Crossfitting enhancements: new cv_kwargs and y_test parameters; improved sklearn estimator detection; null-threshold logic in fold aggregation.
FlowMatchingModel improvements: dequantize_noise parameter for binary data augmentation; Jacobi_Batch now uses a simpler sequential loop (one sample at a time via Jacobi_N).
Case study docs: EOT FDFI case study notebook (eot_case_study_sens50) added to documentation under a new Case Studies section.
docs/user_guide/concepts.rst: conf_int() return keys documented as a reference table.

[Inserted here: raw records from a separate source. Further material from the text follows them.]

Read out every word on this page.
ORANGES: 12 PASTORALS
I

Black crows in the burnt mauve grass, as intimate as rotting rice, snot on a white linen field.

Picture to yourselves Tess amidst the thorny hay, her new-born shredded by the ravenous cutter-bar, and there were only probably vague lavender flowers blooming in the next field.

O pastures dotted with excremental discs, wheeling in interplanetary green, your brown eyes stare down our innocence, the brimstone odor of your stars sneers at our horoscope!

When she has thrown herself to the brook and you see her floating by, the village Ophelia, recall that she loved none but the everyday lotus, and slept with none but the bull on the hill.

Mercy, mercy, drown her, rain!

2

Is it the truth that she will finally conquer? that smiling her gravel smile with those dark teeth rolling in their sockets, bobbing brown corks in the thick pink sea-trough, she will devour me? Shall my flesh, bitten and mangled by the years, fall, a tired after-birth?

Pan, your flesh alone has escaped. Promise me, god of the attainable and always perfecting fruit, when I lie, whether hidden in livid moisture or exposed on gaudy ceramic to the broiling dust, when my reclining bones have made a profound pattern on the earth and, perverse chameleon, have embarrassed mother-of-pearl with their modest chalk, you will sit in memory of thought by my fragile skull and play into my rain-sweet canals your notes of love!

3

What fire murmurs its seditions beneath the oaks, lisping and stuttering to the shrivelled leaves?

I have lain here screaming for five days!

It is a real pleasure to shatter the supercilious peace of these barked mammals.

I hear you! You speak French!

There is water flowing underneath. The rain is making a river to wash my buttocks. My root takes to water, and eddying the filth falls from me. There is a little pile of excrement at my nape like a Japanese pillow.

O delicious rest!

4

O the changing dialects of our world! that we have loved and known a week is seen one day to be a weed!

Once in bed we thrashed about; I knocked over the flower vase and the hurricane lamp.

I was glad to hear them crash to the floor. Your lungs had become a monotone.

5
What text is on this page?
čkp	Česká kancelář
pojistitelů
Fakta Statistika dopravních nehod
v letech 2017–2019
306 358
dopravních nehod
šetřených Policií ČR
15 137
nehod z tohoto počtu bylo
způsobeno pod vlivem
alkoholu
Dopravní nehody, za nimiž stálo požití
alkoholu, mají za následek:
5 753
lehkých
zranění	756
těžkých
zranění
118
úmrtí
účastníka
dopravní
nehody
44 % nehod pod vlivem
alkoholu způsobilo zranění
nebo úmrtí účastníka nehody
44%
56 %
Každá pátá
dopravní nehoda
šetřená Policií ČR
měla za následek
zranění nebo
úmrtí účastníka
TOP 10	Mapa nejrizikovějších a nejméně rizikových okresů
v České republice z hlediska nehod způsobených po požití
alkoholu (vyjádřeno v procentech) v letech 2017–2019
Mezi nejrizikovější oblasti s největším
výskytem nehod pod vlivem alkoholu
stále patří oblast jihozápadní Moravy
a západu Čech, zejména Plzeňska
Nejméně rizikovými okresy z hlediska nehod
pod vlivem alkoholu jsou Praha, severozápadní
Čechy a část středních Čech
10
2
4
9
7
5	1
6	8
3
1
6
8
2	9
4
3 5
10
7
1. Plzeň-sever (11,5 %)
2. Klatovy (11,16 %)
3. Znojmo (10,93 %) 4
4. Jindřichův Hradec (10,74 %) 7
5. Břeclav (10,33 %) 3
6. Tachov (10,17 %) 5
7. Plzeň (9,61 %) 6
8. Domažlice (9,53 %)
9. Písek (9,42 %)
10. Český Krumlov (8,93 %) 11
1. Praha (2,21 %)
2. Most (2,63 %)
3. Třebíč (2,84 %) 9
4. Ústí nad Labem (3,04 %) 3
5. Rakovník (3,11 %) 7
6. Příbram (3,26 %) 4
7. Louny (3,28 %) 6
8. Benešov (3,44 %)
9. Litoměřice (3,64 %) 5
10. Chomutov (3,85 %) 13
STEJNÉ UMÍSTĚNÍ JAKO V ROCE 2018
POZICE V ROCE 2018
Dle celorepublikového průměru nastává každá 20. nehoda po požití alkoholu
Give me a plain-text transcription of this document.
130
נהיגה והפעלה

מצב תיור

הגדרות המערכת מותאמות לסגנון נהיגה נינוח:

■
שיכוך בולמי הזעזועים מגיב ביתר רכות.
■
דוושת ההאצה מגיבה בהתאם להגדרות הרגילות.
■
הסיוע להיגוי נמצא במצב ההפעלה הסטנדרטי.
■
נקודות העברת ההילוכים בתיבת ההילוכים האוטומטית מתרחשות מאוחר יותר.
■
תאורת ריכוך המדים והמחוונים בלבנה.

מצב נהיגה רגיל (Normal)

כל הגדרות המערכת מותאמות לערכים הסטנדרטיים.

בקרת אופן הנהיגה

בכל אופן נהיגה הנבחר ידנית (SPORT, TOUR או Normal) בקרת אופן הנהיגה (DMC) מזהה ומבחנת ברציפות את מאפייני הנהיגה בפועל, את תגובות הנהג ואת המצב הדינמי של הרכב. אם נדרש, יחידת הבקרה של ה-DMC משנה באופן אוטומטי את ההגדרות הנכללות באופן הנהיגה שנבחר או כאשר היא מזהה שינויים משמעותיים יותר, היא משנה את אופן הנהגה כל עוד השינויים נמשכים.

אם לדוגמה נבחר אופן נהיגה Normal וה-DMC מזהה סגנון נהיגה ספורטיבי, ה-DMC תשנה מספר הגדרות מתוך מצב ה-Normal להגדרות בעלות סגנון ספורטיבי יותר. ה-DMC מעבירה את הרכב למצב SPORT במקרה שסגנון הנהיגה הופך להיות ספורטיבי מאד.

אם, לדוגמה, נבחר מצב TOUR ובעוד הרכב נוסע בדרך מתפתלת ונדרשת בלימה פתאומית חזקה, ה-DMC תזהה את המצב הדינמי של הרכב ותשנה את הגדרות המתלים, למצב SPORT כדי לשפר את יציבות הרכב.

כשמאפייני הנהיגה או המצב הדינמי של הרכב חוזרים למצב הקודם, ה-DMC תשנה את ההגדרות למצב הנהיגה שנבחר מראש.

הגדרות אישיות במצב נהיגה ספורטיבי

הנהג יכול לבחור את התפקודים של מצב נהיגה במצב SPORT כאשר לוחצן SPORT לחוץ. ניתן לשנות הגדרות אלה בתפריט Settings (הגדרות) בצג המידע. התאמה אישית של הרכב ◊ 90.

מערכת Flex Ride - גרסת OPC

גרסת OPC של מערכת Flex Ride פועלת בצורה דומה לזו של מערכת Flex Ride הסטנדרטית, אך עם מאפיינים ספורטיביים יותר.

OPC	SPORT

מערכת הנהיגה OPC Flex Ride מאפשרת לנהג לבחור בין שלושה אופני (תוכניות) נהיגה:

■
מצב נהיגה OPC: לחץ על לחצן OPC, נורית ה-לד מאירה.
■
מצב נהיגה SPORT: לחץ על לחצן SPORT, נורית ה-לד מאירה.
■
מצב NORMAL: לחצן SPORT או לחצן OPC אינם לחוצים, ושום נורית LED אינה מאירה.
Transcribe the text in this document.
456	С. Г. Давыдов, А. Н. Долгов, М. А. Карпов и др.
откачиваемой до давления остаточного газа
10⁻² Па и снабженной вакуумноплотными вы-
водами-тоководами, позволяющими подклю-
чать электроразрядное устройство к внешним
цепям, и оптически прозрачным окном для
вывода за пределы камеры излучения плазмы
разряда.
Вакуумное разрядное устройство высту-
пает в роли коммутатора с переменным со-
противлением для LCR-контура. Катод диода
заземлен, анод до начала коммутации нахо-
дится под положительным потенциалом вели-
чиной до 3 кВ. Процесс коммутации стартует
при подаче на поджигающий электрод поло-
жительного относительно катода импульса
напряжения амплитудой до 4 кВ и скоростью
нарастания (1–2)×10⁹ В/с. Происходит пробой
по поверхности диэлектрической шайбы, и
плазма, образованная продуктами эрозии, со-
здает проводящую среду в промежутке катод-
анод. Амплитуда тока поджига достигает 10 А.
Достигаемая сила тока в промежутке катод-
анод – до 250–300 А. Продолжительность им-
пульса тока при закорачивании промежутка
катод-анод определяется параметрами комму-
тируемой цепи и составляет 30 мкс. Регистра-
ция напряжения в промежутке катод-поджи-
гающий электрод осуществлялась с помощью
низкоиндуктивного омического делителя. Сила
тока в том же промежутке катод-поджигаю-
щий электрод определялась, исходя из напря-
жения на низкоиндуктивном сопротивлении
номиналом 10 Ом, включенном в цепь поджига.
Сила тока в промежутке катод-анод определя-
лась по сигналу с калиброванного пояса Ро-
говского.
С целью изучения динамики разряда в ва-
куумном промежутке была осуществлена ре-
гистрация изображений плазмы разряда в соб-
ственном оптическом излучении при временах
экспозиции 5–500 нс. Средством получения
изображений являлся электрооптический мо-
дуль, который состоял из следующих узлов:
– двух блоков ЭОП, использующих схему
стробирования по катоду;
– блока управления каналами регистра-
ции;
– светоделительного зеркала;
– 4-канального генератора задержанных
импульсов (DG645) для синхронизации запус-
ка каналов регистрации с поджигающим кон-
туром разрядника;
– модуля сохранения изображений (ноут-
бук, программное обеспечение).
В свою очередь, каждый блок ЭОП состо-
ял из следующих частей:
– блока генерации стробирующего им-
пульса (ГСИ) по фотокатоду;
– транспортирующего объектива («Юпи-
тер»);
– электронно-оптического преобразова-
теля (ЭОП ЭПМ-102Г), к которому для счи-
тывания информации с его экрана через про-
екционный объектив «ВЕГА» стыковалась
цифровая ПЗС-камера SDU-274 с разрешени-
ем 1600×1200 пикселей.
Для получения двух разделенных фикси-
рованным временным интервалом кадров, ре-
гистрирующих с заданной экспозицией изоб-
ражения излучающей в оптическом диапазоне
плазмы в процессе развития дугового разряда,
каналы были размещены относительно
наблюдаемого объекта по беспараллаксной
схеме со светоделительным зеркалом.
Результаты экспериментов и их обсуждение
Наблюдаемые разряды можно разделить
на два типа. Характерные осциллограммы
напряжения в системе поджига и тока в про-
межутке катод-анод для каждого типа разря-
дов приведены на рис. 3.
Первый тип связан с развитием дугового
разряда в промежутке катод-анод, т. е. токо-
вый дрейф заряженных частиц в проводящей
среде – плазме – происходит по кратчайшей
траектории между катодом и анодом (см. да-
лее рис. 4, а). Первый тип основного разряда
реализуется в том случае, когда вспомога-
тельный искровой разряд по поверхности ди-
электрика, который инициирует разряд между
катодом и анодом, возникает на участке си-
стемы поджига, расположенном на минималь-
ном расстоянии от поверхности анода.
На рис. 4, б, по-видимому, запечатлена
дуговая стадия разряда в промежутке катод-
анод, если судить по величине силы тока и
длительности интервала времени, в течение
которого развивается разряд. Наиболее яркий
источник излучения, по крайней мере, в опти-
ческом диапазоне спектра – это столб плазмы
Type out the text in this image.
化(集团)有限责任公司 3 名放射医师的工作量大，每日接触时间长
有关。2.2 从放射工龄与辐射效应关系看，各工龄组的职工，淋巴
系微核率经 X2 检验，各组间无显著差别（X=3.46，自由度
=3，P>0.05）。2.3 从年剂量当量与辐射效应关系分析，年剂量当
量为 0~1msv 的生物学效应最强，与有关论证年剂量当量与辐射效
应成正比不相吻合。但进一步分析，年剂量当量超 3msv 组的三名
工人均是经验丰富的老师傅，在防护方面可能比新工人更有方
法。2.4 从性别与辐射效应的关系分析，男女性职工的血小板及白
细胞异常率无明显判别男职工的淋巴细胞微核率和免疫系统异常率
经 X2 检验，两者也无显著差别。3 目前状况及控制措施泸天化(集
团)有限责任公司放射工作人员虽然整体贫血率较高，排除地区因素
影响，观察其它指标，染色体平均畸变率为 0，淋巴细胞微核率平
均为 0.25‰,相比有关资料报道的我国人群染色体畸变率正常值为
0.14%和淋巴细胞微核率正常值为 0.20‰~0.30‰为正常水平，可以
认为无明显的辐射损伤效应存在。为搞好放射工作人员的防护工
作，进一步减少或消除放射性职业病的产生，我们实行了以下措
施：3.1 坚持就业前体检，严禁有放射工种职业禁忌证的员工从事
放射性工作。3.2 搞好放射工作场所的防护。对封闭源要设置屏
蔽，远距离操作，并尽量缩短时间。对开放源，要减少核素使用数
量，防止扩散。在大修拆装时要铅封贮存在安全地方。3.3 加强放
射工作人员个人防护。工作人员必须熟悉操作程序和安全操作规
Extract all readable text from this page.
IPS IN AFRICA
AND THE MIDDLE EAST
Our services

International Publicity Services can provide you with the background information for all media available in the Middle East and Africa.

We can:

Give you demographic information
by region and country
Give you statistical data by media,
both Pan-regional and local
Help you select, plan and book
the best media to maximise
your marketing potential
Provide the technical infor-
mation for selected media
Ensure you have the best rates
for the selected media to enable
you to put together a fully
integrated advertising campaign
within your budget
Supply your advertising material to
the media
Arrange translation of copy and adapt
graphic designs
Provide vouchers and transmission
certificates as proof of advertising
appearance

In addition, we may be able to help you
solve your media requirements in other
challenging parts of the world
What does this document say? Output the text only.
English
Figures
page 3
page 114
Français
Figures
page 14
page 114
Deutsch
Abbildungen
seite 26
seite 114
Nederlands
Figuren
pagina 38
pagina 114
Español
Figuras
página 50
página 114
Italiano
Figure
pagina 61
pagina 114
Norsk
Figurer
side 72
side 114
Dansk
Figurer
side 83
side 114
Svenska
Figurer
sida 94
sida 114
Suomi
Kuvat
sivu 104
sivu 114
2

Explainer class docstring: corrected from dfi import → from fdfi import.
group_importance() deprecation version tag corrected from 0.2.0 to 0.0.5.
_format_summary(): z-score now computed as (score − margin) / se (was score / se).
docs/conf.py release field was stale at 0.0.4; updated to match package version.
Crossfitting docstring: RST bullet list in parameter description replaced with prose to fix Sphinx rendering error.
docs/tutorials/confidence_intervals.ipynb: repaired two broken JSON cell boundaries.
MANIFEST.in: exclude docs/case_studies/data and docs/case_studies/results from sdist.

Multiple testing correction: conf_int() and summary() now support a multitest_method parameter (mimicking statsmodels) for controlling FDR/FWER. Adjusted p-values are returned as pvalue_adj.
Unified Group Importance: conf_int() now supports a groups argument to compute group-level feature importance with uncertainty, replacing the separate group_importance() logic (now deprecated).
- Accepts groups as a dict of index lists, a 1-D label array, or a binary pandas.DataFrame indicator matrix (features may belong to multiple groups).
- Optional null-feature thresholding (threshold_null=True) zeros out per-feature UEIFs with negative mean before aggregation.
Improved API Consistency: Renamed phi_hat to score in conf_int() output for better clarity.
Per-sample UEIFs (ueifs_X, ueifs_Z) are now stored as instance attributes after calling OTExplainer, EOTExplainer, and FlowExplainer, enabling downstream group aggregation.

Crossfitting: new cross-fitted DFI explainer for valid inference at small sample sizes. Wraps any explainer class (OTExplainer, EOTExplainer, FlowExplainer) and performs K-fold cross-fitting so that the disentanglement map is never evaluated on its own training data.
Flexible cv parameter accepts an int (shorthand for KFold) or any scikit-learn splitter instance (StratifiedKFold, ShuffleSplit, RepeatedKFold, GroupKFold, custom, etc.).
Optional y and groups parameters for stratified and group-aware splitters.
Overlapping test set handling: splitters like ShuffleSplit and RepeatedKFold that assign samples to multiple test sets are handled by per-sample UEIF averaging.
Ensemble prediction on new data: cf(X_new) averages importance from all fold explainers.
Crossfitting inherits conf_int() and summary() from the base Explainer class.
Crossfitting exported from fdfi top-level package.
17 new tests covering init, OT/EOT/Flow cross-fitting, all splitter types, conf_int, summary, and ensemble prediction.